Yeah, I think you're right on, Jason. So think about it this way, underlying core business, EPS growth, the double digit, slightly accretive Lima. You got about a one point tax headwind, so that's about three cents. And then with interest rates and the pay down that we were able to do in Q4 with the financing that we did for Lima. So we paid down the revolver, we got about a nickel benefit as well. So if you kind of take all those components and you look at the underlying growth, you would say, you know, kind of you seek nice strong core EPS improvement as well as contribution from Lima.
Okay, that's helpful. And then a comment you made earlier about having sort of tailwinds in 2023, you know, largely catch up from COVID and et cetera. But it sounds like you don't feel initially that will repeat for 2024. Just curious in terms of what you're basing that off of, is that just looking at physician backlogs or just kind of what indicators are out there from a macro standpoint?

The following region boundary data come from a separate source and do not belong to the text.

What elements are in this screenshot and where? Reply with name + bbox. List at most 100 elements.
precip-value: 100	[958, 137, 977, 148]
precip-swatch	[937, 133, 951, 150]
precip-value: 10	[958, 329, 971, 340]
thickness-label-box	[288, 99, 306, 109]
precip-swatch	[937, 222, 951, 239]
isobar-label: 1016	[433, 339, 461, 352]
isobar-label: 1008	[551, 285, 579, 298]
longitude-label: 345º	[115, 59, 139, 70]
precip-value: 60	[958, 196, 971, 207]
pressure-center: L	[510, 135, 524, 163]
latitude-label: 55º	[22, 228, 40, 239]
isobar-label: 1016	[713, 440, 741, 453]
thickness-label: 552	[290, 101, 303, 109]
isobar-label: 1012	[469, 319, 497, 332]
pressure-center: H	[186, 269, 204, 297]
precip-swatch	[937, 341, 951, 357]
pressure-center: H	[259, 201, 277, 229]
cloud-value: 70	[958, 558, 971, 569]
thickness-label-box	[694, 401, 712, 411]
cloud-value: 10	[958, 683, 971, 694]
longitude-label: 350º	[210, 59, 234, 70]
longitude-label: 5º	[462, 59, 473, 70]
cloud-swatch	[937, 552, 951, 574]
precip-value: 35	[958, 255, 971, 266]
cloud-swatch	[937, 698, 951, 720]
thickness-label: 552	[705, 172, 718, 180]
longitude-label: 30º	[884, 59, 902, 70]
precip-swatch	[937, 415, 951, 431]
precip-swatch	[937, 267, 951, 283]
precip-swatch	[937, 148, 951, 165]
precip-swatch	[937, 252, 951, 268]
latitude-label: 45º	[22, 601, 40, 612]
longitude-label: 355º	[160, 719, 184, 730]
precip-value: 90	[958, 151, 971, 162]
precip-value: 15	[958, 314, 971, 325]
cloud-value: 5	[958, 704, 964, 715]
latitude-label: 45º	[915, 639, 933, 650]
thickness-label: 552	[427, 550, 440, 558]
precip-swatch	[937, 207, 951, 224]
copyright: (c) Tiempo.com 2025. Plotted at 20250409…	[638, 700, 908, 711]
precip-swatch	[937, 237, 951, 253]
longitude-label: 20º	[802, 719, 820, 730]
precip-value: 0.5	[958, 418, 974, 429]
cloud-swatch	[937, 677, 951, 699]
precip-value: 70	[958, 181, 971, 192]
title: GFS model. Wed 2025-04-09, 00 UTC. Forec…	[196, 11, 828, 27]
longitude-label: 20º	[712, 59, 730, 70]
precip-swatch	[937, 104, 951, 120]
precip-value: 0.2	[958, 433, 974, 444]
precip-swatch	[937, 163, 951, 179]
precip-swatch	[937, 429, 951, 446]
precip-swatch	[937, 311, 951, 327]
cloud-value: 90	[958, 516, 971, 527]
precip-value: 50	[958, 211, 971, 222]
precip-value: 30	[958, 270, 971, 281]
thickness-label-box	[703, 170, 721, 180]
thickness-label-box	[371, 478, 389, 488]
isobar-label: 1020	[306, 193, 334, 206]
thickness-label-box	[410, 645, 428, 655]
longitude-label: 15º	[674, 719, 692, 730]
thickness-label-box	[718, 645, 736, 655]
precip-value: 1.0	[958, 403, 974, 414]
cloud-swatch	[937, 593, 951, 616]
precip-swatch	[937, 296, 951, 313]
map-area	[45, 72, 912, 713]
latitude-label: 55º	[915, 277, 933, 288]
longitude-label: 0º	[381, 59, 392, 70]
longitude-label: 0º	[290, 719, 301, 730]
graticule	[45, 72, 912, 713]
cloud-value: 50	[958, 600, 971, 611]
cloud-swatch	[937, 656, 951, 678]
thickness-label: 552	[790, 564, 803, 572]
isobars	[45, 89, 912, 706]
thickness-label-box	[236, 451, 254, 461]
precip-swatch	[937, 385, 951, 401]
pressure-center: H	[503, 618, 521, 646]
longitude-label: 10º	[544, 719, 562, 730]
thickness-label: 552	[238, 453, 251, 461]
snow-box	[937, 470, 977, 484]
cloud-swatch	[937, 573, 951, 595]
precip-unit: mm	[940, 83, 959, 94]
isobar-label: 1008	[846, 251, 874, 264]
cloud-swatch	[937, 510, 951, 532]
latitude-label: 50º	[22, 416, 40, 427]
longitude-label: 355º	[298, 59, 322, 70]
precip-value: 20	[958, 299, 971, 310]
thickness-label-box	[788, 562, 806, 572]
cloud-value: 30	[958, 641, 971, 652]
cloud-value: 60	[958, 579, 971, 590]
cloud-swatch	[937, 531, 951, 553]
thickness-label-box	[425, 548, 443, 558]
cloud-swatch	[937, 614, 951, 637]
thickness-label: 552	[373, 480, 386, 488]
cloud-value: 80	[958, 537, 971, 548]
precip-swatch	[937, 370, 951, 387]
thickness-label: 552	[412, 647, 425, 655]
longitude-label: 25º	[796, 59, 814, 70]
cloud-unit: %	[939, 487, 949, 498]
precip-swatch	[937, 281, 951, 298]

Yeah, I know what you're saying. I mean, it's really a conservative planning assumption, right, I think as I said earlier in the call, you know, last year demonstrated that if you get periods of time when the utilization of surgery can be high, you know, for whatever reason, you know, if you get periods of time when there's extra ability to drive surgery, last year showed that both in the US and outside the US, there is pent up demand and we can have elevated growth rates as that pent up demand gets worked through. I think the math suggests that there's still quite a bit of pent up demand that really wasn't satisfied through the COVID period. And so we would expect that this year and in the coming years, if you hit parts of the year where things are really clean, right, you have, you know, not a lot of COVID or flu or storms or whatever, you know, if you hit parts of the year that are very clean, like the early part of last year, the system's gonna run at a higher utilization rate in the US and you're gonna get extra growth. And we saw that early last year, as well as an easy comp early last year. And outside the US, there was, you know, decisions early in the year by a couple countries to put extra capacity into the system and pay for more surgery in a period of time so that some of that backlog could get cleared and that led to things running at a higher rate for some of the early part of last year. And so, you know, we think a reasonable planning assumption for this year is a normal recon growth rate, which would mean that a little bit of that tailwind from last year gets recreated, but we don't get an extra, you know, growth. But at the same time, there's certainly the opportunity for more of that pent up demand to be worked off and to have another oversized market growth rate. We just think it's more prudent not to plan for that.
Got it, thank you very much. I appreciate it, thank you.
This concludes our question and answer session. I would like to turn the conference back over to Mr. Torre Tora for any closing remarks.
Thank you for joining us this morning. I wanna end the call by thanking our team members around the world for the success of 2023. We're stepping into 2024 with a lot of momentum and excitement across the organization and remain committed to delivering value for all of our internal and external stakeholders. Thank you for listening today and we look forward to sharing our first core results with you in May.
The conference now concluded. Thank you for attending today's presentation. You may now disconnect.